Abraham Kuyper followed in the train of van Prinsterter’s work. Unsurprisingly, Kuyper extended van Prinsterer’s conclusion in the form of a warning to the United States. It was delivered in his Stone Lectures to Princeton seminary in 1898:

[A]lthough on the American continent, in a younger world, a relatively healthier tone of life prevails than in senescent Europe, yet this will not for a moment mislead the thinking mind. It is impossible for you to shut yourselves off hermetically from the old world, as you form no humanity apart, but are a member of the great body of the race. And the poison having once entered the system at a single point, in due time must necessarily pervade the whole organism. (Emphasis supplied).

SCOTUS Makes Unbelief the Foundation for Law in America

The United States adopted unbelief as the foundation for our nation's jurisprudence in 1938. The decision was Erie Railroad v. Tompkins, 304 U.S. 64.

The issue was the nature of common law. Common law is the jurisprudence undergirding the American war for Independence. It is unwritten law. It is rooted in the existence of a transcendent law that judges were to (1) discern, (2) sift through the grid of experience (precedents) for greater understanding, and (3) apply to resolve a dispute among litigants.

Specifically, the question before the Court was whether there was any law of such transcendent authority that a federal court could apply it to resolve a dispute among litigants from different states.

The answer was no. The reason was unbelief in the transcendent as it pertains to law. The majority of the Justices denied “there is ‘a transcendental body of law outside of any particular State.’”

What does this mean as a practical matter? The lawfulness of abortion and obscenity, for example, became strictly state-by-state and local community-by-local community matters, respectively.

Understanding the Bigger Issue SCOTUS Created

However, the larger import of this denial was the Court’s adoption of Supreme Court Justice Oliver Wendell Holmes’s earlier statement of fundamental legal precept, “[L]aw in the sense in which courts speak of it today does not exist without some definite authority behind it. . . . “[T]he authority and only authority is the State.’”

Kuyper’s observation proved prescient. We were not sealed off from the European poison of unbelief birthed in the French Revolution. Our nation’s brightest legal minds usurped all authority pertaining to law. Now law can be fashioned according to our conception of existence. We now live in a tyrannical condition.

Worse yet, since then, this god-denying precept has governed what are acceptable grounds for legal and policy advocacy, even among most Christians engaged in that work.

The Republican Party’s Apostasy: Mysticism or Polytheism?

As with responses to Warren’s comments, Christians fussed about particular changes in the Republican Party’s platform on abortion and the marital relationship. But the statement of fundamental precept in its Platform got no attention to my knowledge.

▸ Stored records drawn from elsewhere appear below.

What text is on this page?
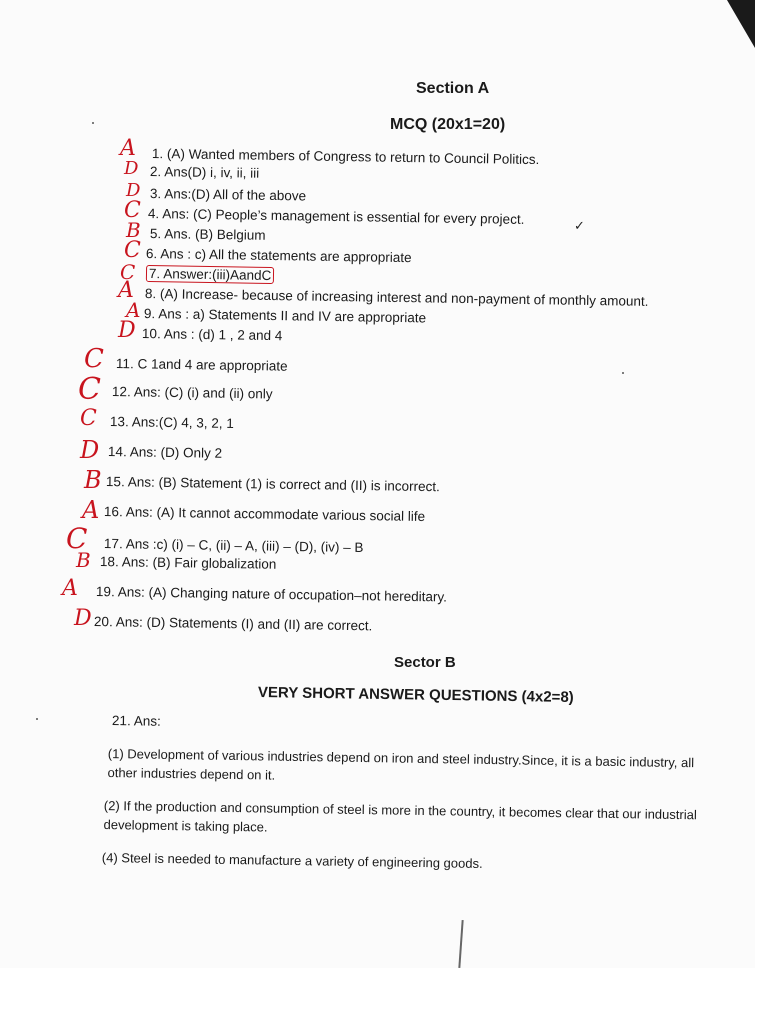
Section A
MCQ (20x1=20)
A 1. (A) Wanted members of Congress to return to Council Politics.
D 2. Ans(D) i, iv, ii, iii
D 3. Ans:(D) All of the above
C 4. Ans: (C) People’s management is essential for every project.	✓
B 5. Ans. (B) Belgium
C 6. Ans : c) All the statements are appropriate
C 7. Answer:(iii)AandC
A 8. (A) Increase- because of increasing interest and non-payment of monthly amount.
A 9. Ans : a) Statements II and IV are appropriate
D 10. Ans : (d) 1 , 2 and 4
C 11. C 1and 4 are appropriate
C 12. Ans: (C) (i) and (ii) only
C 13. Ans:(C) 4, 3, 2, 1
D 14. Ans: (D) Only 2
B 15. Ans: (B) Statement (1) is correct and (II) is incorrect.
A 16. Ans: (A) It cannot accommodate various social life
C 17. Ans :c) (i) – C, (ii) – A, (iii) – (D), (iv) – B
B 18. Ans: (B) Fair globalization
A 19. Ans: (A) Changing nature of occupation–not hereditary.
D 20. Ans: (D) Statements (I) and (II) are correct.
Sector B
VERY SHORT ANSWER QUESTIONS (4x2=8)
21. Ans:
(1) Development of various industries depend on iron and steel industry.Since, it is a basic industry, all other industries depend on it.
(2) If the production and consumption of steel is more in the country, it becomes clear that our industrial development is taking place.
(4) Steel is needed to manufacture a variety of engineering goods.
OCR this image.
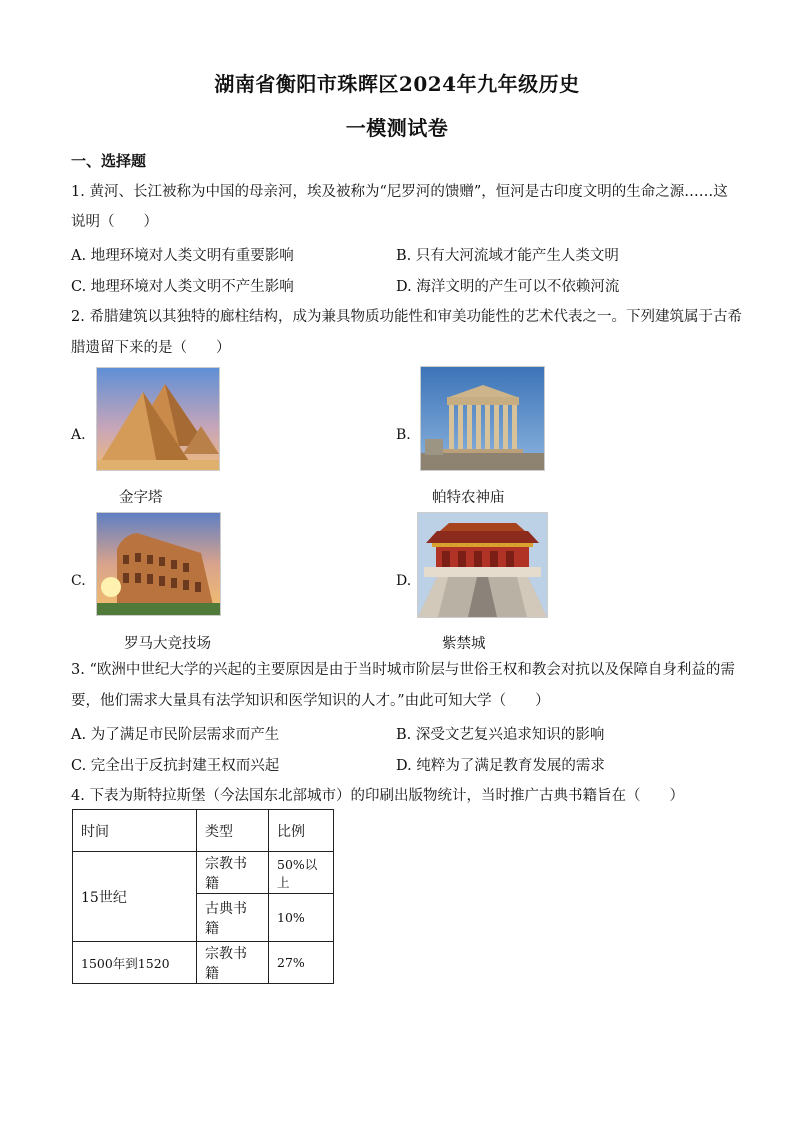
湖南省衡阳市珠晖区2024年九年级历史
一模测试卷
一、选择题
1. 黄河、长江被称为中国的母亲河，埃及被称为“尼罗河的馈赠”，恒河是古印度文明的生命之源……这
说明（　　）
A. 地理环境对人类文明有重要影响	B. 只有大河流域才能产生人类文明
C. 地理环境对人类文明不产生影响	D. 海洋文明的产生可以不依赖河流
2. 希腊建筑以其独特的廊柱结构，成为兼具物质功能性和审美功能性的艺术代表之一。下列建筑属于古希
腊遗留下来的是（　　）
A.
金字塔
B.
帕特农神庙
C.
罗马大竞技场
D.
紫禁城
3. “欧洲中世纪大学的兴起的主要原因是由于当时城市阶层与世俗王权和教会对抗以及保障自身利益的需
要，他们需求大量具有法学知识和医学知识的人才。”由此可知大学（　　）
A. 为了满足市民阶层需求而产生	B. 深受文艺复兴追求知识的影响
C. 完全出于反抗封建王权而兴起	D. 纯粹为了满足教育发展的需求
4. 下表为斯特拉斯堡（今法国东北部城市）的印刷出版物统计，当时推广古典书籍旨在（　　）
时间	类型	比例
15世纪	宗教书籍	50%以上
	古典书籍	10%
1500年到1520	宗教书籍	27%
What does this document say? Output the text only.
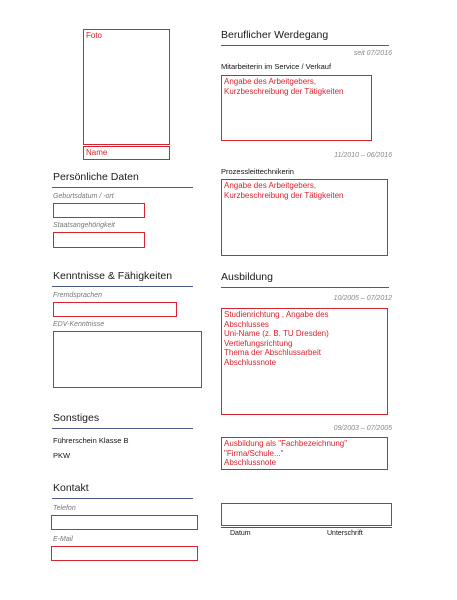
Foto
Name
Persönliche Daten
Geburtsdatum / -ort
Staatsangehörigkeit
Kenntnisse & Fähigkeiten
Fremdsprachen
EDV-Kenntnisse
Sonstiges
Führerschein Klasse B
PKW
Kontakt
Telefon
E-Mail
Beruflicher Werdegang
seit 07/2016
Mitarbeiterin im Service / Verkauf
Angabe des Arbeitgebers,
Kurzbeschreibung der Tätigkeiten
11/2010 – 06/2016
Prozessleittechnikerin
Angabe des Arbeitgebers,
Kurzbeschreibung der Tätigkeiten
Ausbildung
10/2005 – 07/2012
Studienrichtung , Angabe des
Abschlusses
Uni-Name (z. B. TU Dresden)
Vertiefungsrichtung
Thema der Abschlussarbeit
Abschlussnote
09/2003 – 07/2005
Ausbildung als "Fachbezeichnung"
"Firma/Schule..."
Abschlussnote
Datum	Unterschrift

The preamble urges people to “call upon” the “American Spirit of Strength, Determination, and Love of Country” that “led us” in the past. Supposedly, that “American Spirit” is what we need “if we are going to lead our Nation to a brighter future.”

I consider this a call to unbelief. It is mysticism at best. Otherwise, it is fundamentally idolatrous: The Triune God of Providence and the “American Spirit” share the stage of history.

Jesus’s Side Will Be Revealed

I believe Jesus takes a side against all unbelief wherever it is found. He brings judgment on it. However, the gospel pattern is that life follows judgment.

That’s why I pray the Father would in Jesus, by the Holy Spirit, grant repentance to the leaders of both parties. Absent that, in time, Jesus’s “side” will bring judgment on them and their parties.

Psalm 82:6-8 (KJV) gives us the trumpet Christians need to sound:

I have said, "Ye [are] gods; and all of you are children of the most High.” But ye shall die like men, and fall like one of the princes. Arise, O God, judge the earth: for thou shalt inherit all nations.